Abstracting control structures
Can we do that, can we completely remove the conditional structures or operators from our code ? In order to verify that, let’s start by implenting th following class:
public class Condition<T> extends Tuple<Supplier<Boolean>, Supplier<Result<T>>>
{
public Condition(Supplier<Boolean> condition, Supplier<Result<T>> result)
{
super(condition, result);
}
public static <T> Condition<T> when(Supplier<Boolean> condition, Supplier<Result<T>> value)
{
return new Condition<>(condition, value);
}
public static <T> DefaultCondition<T> when(Supplier<Result<T>> value)
{
return new DefaultCondition<>(() -> true, value);
}
@SafeVarargs
public static <T> Result<T> select(DefaultCondition<T> defaultCondition, Condition<T>... matchers)
{
for (Condition<T> aCondition : matchers)
if (aCondition.getFirst().get()) return aCondition.getSecond().get();
return defaultCondition.getSecond().get();
}
}
This class extends Tuple
, a base class that holds a pair of generics and which
is here parameterized with a Suplier<Boolean>
representing a condition, and
a Supplier<Result<T>>
holding the result of the condition evaluation.

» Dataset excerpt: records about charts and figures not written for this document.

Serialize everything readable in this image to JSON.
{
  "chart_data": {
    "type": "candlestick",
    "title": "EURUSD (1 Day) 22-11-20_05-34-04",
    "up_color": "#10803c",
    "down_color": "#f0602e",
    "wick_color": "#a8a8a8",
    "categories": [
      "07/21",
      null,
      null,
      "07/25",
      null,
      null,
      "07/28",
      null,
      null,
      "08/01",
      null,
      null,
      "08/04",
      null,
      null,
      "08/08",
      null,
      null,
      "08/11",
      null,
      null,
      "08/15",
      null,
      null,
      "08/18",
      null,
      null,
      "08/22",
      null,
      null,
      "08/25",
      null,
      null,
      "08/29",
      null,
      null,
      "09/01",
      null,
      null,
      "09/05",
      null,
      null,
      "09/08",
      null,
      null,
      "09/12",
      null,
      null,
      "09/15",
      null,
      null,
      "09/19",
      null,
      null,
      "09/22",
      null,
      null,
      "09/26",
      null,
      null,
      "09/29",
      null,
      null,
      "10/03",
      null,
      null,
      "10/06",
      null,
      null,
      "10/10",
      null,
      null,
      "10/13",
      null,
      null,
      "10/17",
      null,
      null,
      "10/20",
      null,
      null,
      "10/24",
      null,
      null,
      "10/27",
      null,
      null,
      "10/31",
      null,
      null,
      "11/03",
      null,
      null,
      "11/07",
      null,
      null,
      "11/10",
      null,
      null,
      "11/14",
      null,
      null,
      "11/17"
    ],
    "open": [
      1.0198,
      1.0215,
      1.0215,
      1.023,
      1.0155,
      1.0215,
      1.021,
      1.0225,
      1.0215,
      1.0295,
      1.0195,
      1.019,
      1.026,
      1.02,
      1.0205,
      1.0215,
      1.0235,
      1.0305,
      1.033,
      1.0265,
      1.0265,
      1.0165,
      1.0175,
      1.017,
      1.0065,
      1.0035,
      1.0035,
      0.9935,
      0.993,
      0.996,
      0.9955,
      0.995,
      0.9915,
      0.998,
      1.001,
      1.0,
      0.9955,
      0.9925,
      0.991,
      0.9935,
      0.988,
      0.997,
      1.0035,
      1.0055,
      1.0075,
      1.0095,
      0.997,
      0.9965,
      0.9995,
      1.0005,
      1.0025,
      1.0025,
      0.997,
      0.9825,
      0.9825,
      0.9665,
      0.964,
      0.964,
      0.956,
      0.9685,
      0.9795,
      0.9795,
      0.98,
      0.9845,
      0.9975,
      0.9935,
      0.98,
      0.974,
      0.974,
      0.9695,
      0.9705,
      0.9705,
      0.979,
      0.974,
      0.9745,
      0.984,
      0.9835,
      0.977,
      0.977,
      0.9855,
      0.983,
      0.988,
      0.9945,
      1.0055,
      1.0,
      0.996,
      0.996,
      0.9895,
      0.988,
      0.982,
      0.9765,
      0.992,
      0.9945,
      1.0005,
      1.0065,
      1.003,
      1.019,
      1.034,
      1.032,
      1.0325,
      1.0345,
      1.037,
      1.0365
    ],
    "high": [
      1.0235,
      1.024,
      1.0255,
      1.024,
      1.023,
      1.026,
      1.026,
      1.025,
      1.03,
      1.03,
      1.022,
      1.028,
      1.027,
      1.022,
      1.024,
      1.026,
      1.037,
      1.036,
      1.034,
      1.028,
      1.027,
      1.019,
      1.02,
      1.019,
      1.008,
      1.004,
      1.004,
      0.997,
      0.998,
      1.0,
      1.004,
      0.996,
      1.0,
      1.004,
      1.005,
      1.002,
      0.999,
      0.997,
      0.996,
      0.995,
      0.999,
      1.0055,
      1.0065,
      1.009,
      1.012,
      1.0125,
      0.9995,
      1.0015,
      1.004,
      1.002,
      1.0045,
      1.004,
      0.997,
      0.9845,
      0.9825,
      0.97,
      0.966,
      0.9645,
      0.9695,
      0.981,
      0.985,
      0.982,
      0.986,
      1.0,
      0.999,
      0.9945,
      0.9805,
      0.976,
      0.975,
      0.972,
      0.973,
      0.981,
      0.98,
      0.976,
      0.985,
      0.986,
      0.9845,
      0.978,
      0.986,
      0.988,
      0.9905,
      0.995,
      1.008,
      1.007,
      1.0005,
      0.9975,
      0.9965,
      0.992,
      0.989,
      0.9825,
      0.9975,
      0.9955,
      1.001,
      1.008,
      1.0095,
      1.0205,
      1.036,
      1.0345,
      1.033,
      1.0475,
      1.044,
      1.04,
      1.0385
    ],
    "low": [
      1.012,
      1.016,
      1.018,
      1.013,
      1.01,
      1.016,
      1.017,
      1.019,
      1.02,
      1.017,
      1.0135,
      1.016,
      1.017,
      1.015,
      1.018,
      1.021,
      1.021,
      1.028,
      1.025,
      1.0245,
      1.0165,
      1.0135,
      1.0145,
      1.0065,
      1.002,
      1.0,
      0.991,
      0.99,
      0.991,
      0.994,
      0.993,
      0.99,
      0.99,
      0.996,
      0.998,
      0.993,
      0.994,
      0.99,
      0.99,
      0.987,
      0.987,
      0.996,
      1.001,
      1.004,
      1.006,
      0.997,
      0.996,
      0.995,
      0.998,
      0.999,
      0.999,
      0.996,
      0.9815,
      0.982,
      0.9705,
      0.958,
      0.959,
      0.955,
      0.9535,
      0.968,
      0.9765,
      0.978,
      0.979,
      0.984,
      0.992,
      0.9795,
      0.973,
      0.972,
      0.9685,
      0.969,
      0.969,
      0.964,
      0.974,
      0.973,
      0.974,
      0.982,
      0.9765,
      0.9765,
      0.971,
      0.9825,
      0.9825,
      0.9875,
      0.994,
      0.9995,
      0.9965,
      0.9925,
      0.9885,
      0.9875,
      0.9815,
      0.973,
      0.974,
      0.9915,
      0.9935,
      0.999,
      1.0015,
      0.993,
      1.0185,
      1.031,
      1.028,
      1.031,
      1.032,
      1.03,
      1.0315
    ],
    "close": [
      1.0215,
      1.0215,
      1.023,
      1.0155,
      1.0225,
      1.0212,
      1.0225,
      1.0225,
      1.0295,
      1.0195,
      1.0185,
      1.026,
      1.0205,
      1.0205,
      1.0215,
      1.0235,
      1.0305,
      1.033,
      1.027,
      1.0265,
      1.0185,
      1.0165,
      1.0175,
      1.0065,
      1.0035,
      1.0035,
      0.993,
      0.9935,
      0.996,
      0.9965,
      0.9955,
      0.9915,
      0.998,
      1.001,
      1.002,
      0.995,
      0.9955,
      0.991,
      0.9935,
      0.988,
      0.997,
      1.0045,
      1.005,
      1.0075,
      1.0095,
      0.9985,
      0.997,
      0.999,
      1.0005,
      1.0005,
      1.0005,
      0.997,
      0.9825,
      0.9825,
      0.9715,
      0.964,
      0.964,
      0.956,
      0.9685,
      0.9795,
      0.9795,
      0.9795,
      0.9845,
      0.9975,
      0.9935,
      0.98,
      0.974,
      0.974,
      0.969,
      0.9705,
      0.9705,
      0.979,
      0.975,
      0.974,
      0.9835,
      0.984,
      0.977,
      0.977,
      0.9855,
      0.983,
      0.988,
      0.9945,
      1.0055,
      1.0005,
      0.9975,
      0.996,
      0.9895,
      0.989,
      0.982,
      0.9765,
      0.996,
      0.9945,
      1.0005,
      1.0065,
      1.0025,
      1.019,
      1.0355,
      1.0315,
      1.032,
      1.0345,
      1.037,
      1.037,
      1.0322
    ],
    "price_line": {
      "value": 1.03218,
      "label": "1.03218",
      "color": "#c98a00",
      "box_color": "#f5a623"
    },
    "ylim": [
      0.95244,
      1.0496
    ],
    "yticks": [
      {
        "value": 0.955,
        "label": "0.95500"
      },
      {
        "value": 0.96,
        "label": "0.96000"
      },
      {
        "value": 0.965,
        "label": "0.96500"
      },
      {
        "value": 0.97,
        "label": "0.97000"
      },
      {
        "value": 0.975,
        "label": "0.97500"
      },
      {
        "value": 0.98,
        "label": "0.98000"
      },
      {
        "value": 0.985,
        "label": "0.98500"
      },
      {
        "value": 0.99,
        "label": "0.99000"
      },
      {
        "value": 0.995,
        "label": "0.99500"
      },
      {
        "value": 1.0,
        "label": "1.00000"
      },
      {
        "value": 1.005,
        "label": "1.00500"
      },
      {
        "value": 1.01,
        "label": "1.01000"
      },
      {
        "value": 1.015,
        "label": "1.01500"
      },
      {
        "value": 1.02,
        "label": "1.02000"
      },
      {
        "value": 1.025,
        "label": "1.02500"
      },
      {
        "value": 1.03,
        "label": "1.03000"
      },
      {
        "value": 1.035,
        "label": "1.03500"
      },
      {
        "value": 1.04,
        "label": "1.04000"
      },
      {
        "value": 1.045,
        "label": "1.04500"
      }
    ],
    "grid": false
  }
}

Then two methods, named when
, are provided. The 1st one defines the normal case
with a condition and a resulting boolean value. The 2nd one defines a default case
represented by the DefaultCondition
subclass.
public class DefaultCondition<T> extends Condition<T>
{
public DefaultCondition(Supplier<Boolean> condition, Supplier<Result<T>> result)
{
super(condition, result);
}
}
The select(...)
method selects a condition. The figure below shows the complete
class diagram:
And here is the new version of the Notification
class:
public class Notification
{
...
public BiFunction<String, String, Result<String>> phoneNumberValidator = (number, region) ->
{
return select(
when(() -> new Success<>(number)),
when(() -> number == null, () -> new Failure<>("### The phone number cannot be null.")),
when(() -> number.length() == 0, () -> new Failure<>("### The phone number cannot not be empty.")),
when(() ->
{
try
{
return !phoneNumberUtil.isValidNumber(phoneNumberUtil.parse(number, region));
}
catch (NumberParseException e)
{
return false;
}
}, () -> new Failure<>("### The phone number %s is not for region %s"
.formatted(number, region))));
};
public void sendNotification(String phoneNumber, String region, String message)
{
phoneNumberValidator.apply(phoneNumber, region).ifSuccess(success, failure);
}
...
}
This way we have removed the long ternary operator expression from the previous
version, by which we have replaced the if..then.else
control structure. Our
implementation starts looking more as a functional style one.
However, we still have this ugly try..catch
structure and, unfortunately,
there is not much to do here. Java is, inherently, an imperative programming
language, built on the try..catch
concept. And we’re using an external service,
the Google phone number validator, which throws exceptions. This exceptions should
either be caught, and that’s ugly, or thrown, and then we have side effects.
So yes, we need to admit it, weu cannot completely eliminate the try..catch
when calling exception-throwing services. The try..catch
will always exist
somewhere in the codebase when interfacing with imperative APIs.
The reality of functional programming in Java
Pure functional languages like Haskell don’t have exceptions. They use types
like Maybe
or Either
for error handling. Java’s ecosystem is built on exceptions,
so we must bridge between the imperative and the functional world.
The best we can do is isolate the imperative exception handling to specific
boundary methods and try to keep the core business logic purely functional.So,
our phoneNumberValidator(...)
method will always need that `try..catchè somewhere,
but we can:
- Move it to a dedicated method (cleaner separation).
- Keep the main validation logic functional.
- Minimize the imperative surface area.
This is the pragmatic reality of functional programming in Java: we achieve functional style where possible while acknowledging that complete purity isn’t feasible when working with exception-based APIs.